Eclipse 3.5 has a very nice feature to generate Java hashCode() functions. It would generate for example (slightly shortened:)
class HashTest {
int i;
int j;
public int hashCode() {
final int prime = 31;
int result = prime + i;
result = prime * result + j;
return result;
}
}
(If you have more attributes in the class, result = prime * result + attribute.hashCode();
is repeated for each additional attribute. For ints .hashCode() can be omitted.)
This seems fine but for the choice 31 for the prime. It is probably taken from the hashCode implementation of Java String, which was used for performance reasons that are long gone after the introduction of hardware multipliers. Here you have many hashcode collisions for small values of i and j: for example (0,0) and (-1,31) have the same value. I think that is a Bad Thing(TM), since small values occur often. For String.hashCode you'll also find many short strings with the same hashcode, for instance "Ca" and "DB". If you take a large prime, this problem disappears if you choose the prime right.
So my question: what is a good prime to choose? What criteria do you apply to find it?

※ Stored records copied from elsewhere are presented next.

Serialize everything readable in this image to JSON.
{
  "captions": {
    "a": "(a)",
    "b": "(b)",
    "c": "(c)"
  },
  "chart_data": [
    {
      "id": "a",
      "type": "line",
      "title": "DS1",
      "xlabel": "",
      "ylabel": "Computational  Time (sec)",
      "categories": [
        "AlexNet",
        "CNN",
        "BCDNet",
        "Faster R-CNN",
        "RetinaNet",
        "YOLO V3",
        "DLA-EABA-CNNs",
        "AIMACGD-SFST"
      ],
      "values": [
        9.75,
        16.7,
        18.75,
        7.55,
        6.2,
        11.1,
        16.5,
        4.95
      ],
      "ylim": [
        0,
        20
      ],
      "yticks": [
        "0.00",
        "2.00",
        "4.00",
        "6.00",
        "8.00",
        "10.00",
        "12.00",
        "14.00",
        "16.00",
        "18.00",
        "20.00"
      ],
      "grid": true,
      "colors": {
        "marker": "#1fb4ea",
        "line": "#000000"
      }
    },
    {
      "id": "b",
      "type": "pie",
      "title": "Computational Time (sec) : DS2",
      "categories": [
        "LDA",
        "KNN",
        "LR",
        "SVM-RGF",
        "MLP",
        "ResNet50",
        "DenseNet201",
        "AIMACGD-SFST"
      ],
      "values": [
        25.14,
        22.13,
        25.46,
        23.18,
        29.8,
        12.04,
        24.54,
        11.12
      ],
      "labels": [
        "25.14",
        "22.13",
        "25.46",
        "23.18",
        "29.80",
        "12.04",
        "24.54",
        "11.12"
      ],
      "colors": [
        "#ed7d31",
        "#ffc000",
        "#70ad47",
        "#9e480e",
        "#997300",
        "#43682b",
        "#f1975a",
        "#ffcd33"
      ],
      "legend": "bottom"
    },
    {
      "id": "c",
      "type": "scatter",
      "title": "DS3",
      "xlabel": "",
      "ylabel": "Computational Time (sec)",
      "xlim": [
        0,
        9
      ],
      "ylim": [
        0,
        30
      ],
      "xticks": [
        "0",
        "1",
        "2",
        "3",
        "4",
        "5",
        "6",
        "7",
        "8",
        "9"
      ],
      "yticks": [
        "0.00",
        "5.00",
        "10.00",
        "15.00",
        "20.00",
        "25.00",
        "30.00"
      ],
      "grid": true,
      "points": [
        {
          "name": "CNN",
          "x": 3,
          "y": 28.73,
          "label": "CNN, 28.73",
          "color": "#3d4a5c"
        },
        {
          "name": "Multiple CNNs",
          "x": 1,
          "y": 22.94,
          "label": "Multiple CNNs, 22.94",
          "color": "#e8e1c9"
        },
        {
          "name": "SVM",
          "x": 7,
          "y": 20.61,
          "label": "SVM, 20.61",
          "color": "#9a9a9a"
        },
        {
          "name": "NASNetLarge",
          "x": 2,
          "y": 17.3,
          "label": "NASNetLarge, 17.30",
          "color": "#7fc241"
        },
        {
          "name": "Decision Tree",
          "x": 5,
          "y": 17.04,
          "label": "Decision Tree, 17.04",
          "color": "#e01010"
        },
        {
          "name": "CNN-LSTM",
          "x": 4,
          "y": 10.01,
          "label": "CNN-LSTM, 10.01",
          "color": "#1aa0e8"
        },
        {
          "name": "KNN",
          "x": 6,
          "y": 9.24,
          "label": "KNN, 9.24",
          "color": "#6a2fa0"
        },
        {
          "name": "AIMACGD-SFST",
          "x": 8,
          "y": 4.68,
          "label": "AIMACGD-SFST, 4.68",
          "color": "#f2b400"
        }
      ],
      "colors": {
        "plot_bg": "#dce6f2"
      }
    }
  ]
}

This is meant as a general question - so I do not want to give a range for i and j. But I suppose in most applications relatively small values occur more often than large values. (If you have large values the choice of the prime is probably unimportant.) It might not make much of a difference, but a better choice is an easy and obvious way to improve this - so why not do it? Commons lang HashCodeBuilder also suggests curiously small values.